The Japanese government has made tackling its falling birthrate a top priority, but with few women involved in official debate on the issue, some are making themselves heard on social media.
Japan recorded fewer than 800,000 births last year, the lowest in the nation of 125 million since records began.
Japanese Prime Minister Fumio Kishida has warned the trend threatens “whether we can continue to function as a society,” and fresh focus on the issue has sparked countless articles.
Photo: AFP
However, one in particular, which said Japan has the highest ratio in the Organisation for Economic Co-operation and Development of women aged 50 who have never had children, triggered an outpouring of responses using the hashtag “life-long childlessness.”
Tomoko Okada had long felt “ashamed” about not having children and initially hesitated to click on the trending topic on Twitter, fearing the usual barrage of criticism.
Instead, she found mostly sympathetic and nuanced discussions, with women explaining why they had been unable to start a family or, in some cases, why they had chosen not to.

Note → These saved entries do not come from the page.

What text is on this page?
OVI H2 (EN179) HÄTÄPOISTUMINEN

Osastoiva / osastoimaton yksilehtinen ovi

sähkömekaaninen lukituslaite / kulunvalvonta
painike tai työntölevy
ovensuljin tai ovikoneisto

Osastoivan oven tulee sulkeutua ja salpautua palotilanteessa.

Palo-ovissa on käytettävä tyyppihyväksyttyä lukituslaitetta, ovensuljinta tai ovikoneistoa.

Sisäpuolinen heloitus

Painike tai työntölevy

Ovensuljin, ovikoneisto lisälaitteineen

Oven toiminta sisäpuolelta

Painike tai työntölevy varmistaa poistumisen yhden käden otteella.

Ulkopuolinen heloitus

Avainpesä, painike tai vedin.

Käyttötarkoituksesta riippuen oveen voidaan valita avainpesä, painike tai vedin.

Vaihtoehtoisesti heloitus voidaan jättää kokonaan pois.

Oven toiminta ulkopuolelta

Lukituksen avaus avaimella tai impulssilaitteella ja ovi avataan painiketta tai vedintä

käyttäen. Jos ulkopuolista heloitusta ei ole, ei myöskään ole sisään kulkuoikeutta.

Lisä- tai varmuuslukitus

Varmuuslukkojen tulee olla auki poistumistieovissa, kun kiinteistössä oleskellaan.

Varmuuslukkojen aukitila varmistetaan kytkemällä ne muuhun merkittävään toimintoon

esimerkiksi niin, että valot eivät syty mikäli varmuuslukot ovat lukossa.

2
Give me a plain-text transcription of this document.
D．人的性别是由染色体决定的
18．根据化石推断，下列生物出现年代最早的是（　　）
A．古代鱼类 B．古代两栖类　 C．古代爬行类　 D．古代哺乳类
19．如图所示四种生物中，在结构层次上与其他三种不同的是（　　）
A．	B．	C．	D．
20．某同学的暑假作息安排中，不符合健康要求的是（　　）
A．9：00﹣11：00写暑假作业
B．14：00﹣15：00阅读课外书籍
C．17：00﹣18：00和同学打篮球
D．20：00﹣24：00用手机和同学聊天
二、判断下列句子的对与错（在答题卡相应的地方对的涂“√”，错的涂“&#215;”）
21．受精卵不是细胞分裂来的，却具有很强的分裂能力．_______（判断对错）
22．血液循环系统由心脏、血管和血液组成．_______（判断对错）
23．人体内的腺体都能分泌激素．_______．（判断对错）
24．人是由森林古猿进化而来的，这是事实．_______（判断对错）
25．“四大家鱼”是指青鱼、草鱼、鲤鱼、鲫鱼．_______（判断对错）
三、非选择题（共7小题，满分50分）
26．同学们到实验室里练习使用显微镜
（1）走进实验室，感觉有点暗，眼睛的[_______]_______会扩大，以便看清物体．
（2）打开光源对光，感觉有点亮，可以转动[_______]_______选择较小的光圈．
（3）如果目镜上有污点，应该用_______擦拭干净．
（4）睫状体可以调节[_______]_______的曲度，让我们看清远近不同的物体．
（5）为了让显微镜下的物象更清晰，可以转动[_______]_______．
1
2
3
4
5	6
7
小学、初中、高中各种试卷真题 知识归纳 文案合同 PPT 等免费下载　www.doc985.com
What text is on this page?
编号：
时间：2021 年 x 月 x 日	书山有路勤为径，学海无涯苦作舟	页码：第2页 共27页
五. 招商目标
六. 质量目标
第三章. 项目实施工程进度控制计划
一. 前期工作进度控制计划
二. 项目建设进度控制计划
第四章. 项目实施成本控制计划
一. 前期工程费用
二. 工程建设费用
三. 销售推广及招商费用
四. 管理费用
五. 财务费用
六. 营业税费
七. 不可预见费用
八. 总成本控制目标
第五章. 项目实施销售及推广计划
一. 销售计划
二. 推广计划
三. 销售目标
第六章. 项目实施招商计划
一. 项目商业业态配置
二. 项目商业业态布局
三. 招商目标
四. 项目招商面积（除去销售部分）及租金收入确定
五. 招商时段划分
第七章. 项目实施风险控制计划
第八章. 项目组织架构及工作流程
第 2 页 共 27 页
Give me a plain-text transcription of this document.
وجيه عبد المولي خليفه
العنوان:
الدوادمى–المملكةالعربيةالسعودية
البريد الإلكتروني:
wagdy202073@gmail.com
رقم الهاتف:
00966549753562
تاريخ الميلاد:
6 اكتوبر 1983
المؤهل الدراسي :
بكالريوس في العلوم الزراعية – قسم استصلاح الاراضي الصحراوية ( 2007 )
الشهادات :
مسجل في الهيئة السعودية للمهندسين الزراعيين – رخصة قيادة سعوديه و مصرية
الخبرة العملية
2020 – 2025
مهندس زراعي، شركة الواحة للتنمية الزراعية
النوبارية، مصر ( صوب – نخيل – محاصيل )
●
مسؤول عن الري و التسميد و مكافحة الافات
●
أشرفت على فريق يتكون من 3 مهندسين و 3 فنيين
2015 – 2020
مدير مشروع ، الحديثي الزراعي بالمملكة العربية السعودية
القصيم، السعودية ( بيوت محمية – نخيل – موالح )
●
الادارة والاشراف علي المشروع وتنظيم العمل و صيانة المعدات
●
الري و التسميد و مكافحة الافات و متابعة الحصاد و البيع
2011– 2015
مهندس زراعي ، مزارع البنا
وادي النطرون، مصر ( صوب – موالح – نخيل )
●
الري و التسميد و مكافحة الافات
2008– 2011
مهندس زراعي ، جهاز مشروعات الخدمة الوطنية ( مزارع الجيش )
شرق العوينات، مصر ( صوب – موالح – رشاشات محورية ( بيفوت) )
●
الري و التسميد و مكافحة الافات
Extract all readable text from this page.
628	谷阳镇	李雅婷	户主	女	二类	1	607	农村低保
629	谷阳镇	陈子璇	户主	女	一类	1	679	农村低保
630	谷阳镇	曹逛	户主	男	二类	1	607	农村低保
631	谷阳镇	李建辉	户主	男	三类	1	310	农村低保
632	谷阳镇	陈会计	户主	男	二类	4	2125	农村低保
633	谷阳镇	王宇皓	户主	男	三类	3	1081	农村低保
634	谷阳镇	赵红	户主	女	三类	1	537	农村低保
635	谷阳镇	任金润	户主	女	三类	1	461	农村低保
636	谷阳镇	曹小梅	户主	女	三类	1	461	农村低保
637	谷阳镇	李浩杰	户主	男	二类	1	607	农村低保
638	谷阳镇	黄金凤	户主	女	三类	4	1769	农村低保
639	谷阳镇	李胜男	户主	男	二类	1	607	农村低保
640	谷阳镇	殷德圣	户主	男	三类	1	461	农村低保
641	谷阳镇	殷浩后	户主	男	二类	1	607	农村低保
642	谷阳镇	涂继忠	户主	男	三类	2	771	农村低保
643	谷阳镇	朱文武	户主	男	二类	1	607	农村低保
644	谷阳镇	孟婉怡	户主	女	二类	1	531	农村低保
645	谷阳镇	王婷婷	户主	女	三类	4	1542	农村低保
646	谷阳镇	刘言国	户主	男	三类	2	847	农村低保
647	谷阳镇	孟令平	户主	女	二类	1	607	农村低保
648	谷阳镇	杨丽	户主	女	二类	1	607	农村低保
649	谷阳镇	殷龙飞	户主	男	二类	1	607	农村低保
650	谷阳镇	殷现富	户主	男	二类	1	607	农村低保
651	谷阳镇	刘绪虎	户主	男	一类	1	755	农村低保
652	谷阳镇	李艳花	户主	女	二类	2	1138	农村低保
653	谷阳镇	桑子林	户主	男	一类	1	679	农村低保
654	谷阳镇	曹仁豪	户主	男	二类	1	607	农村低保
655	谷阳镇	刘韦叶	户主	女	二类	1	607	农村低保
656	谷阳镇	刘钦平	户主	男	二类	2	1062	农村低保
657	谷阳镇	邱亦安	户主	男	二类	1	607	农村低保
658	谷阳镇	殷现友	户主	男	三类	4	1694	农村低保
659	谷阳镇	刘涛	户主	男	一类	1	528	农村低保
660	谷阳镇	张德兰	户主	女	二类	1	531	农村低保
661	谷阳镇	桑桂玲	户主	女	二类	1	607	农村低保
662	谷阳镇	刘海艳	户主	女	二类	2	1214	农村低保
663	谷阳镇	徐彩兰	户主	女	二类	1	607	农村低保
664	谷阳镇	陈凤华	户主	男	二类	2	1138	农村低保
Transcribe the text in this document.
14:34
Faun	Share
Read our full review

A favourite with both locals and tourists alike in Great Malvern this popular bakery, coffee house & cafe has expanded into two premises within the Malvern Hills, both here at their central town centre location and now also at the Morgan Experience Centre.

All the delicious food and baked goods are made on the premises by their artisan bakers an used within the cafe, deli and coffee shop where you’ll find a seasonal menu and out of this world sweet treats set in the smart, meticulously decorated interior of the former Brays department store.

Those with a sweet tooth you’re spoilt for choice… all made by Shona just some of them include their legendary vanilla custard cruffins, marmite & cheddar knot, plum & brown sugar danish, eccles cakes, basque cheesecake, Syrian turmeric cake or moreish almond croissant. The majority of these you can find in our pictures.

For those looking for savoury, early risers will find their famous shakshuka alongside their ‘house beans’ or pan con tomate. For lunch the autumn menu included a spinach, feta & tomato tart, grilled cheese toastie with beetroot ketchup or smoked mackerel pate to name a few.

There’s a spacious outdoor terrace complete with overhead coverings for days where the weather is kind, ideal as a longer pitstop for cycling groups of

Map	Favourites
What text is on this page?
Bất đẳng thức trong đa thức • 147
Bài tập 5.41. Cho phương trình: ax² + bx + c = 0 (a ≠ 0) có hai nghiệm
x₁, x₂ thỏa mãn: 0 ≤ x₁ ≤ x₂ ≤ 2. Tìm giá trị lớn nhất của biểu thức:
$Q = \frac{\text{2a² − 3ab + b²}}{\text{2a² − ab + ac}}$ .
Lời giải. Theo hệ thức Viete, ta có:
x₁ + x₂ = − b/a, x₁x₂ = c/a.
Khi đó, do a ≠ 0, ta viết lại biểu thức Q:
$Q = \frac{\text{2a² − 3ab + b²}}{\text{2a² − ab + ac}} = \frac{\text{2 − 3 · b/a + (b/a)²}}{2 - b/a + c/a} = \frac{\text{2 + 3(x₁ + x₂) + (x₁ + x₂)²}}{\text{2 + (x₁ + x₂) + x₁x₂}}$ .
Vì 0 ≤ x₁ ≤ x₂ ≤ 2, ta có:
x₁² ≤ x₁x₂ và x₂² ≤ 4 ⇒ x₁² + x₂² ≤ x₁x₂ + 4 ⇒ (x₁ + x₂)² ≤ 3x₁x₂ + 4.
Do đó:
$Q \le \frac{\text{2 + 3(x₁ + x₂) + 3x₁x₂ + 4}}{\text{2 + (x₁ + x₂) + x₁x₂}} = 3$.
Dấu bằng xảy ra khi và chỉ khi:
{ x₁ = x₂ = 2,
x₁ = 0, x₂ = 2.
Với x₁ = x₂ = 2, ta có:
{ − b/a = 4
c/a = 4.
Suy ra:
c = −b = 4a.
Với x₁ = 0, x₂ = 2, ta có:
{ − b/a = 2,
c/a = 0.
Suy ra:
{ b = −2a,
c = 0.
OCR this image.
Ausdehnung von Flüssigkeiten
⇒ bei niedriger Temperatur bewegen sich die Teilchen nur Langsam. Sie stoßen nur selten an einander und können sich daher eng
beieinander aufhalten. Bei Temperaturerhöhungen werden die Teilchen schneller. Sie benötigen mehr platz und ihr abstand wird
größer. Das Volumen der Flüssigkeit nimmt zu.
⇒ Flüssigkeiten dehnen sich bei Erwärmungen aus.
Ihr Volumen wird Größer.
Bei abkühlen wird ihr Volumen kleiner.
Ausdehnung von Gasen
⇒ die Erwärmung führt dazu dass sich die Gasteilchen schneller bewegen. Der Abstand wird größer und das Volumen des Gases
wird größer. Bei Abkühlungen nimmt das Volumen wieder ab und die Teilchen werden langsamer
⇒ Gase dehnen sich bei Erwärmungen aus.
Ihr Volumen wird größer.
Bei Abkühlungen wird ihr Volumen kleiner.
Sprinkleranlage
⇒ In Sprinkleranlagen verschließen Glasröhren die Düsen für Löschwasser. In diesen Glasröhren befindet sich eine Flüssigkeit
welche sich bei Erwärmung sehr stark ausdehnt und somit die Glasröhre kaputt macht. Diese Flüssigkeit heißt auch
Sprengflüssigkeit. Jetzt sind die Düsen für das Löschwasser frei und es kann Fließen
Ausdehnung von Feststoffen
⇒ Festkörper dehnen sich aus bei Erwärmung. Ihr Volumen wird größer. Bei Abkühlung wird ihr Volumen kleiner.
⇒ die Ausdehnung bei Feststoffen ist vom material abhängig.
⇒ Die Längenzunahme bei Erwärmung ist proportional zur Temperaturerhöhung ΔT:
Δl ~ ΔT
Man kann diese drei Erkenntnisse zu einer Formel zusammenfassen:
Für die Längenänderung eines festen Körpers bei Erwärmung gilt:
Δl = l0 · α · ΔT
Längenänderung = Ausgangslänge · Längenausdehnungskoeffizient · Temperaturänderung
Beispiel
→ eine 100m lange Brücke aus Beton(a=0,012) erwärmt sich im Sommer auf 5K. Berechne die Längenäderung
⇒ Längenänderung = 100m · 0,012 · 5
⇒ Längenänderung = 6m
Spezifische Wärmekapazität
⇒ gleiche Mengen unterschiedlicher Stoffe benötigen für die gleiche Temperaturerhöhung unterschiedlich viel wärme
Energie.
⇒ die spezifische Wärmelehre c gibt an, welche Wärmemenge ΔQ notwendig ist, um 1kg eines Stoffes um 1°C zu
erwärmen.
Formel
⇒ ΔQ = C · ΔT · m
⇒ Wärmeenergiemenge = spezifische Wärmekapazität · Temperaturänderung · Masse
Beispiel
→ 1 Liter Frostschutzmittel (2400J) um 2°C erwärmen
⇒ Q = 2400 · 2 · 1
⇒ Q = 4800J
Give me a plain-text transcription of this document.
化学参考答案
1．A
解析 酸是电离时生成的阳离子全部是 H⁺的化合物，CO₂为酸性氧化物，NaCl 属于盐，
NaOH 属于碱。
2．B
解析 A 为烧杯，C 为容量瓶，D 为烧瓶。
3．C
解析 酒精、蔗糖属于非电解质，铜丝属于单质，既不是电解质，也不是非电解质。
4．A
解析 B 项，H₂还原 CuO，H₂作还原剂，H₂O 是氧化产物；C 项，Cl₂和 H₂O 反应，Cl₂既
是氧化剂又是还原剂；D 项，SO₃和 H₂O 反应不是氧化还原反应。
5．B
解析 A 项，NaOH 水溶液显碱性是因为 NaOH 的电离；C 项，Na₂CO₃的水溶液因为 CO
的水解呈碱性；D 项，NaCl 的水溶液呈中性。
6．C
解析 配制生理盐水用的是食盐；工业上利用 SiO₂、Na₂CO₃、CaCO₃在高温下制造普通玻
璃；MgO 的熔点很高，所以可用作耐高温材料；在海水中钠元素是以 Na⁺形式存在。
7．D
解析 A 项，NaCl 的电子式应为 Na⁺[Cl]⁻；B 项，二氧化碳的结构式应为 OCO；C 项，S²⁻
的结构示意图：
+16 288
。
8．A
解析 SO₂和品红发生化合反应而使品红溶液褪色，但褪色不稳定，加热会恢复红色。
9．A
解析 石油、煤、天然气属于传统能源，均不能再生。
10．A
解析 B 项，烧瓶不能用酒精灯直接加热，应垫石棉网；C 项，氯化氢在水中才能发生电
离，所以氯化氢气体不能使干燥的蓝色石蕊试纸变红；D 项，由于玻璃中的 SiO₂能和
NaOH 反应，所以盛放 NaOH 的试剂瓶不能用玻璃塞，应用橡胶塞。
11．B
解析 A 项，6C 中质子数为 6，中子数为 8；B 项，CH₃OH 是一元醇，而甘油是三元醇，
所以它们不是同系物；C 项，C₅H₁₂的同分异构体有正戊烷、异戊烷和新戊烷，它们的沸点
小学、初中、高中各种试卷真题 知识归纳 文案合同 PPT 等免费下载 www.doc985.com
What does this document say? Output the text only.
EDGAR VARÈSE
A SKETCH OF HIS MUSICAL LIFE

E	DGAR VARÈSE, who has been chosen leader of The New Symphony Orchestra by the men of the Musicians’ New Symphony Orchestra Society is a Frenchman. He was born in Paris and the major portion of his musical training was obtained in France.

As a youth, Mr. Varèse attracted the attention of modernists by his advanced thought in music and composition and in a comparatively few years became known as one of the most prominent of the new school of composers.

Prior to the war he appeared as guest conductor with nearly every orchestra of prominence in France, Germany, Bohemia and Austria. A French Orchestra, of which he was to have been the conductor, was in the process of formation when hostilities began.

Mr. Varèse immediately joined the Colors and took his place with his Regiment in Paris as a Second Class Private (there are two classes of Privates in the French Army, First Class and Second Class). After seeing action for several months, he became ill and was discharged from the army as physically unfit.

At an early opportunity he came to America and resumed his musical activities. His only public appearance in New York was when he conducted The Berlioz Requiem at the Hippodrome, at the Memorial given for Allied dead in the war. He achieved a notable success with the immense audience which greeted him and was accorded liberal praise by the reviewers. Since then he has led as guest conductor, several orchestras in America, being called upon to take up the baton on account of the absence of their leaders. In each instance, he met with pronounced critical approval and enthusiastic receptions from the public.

“I used to strongly believe that giving birth was the ‘normal’ thing to do,” the 47-year-old freelance writer said.
She tried matchmaking services, hoping to find a partner, with no luck, and was left feeling guilty when her dad asked for a grandchild for Father’s Day.
However, posting her experiences and reading those of others helped her feel “my way of life is also OK.”
‘SO MUCH CRITICISM’
While many developed countries are struggling with low birthrates, the problem is particularly acute in Japan.
It has the world’s second-oldest population after Monaco, and its relatively strict immigration rules mean it faces growing labor shortages.
Kishida has vowed policies — including financial aid for families, easier childcare access and more parental leave — to encourage people to have children.
But with female lawmakers accounting for fewer than 10 percent of Japan’s powerful lower house, and Kishida’s 19-minister Cabinet including just two women, most of those involved in the debate are men.
That has left some women feeling sidelined, or even under attack.
“Don’t blame women for the low birth rate,” tweeted Ayako, a 38-year-old Tokyo resident without children, who used the hashtag to call for recognition of “various choices” in life.
She said that Japan’s traditional gender roles are central to the problem.
A 2021 government survey found that Japanese women spend about four times as long on chores and childcare as men, even with more husbands working from home.
Ayako is outspoken online, but said she finds herself “shunned” when she speaks about gender-related issues in real life, and preferred not to give her surname.
“It’s hard to raise your voice in the real world. I feel like women receive so much criticism just for expressing their opinions,” she said.
However, on social media, “I’m often surprised to find other people with the same views.”
‘ECHO CHAMBERS’
Yuiko Fujita, a media and gender studies professor at Meiji University, said social media has become a way for women in particular to discuss political and societal issues with less fear, often anonymously.
Other birthrate-related hashtags, railing against mothers being “single-operator childcare services” or lamenting rejected nursery applications, have also gone viral.
However, the outpouring has limited impact outside the “echo chambers” online, Fujita said.
“Unfortunately ... not many of these voices make it beyond the community of women to reach the political arena,” she said.
Experts believe the declining birthrate is a complex problem with numerous roots.
Just 2.4 percent of births in Japan are outside of marriage, the lowest among the OECD group of 38 countries — a figure often attributed to conservative norms and financial structures that favor families.
Some point to economics, saying the country’s long-stagnant growth discourages couples from having babies.
Policy changes such as expanding daycare provision can help boost birth rates, but the increase is often “temporary,” Takumi Fujinami of the Japan Research Institute said.
As well as equality when it comes to household chores, “long-term economic stability and rising incomes are key,” he said.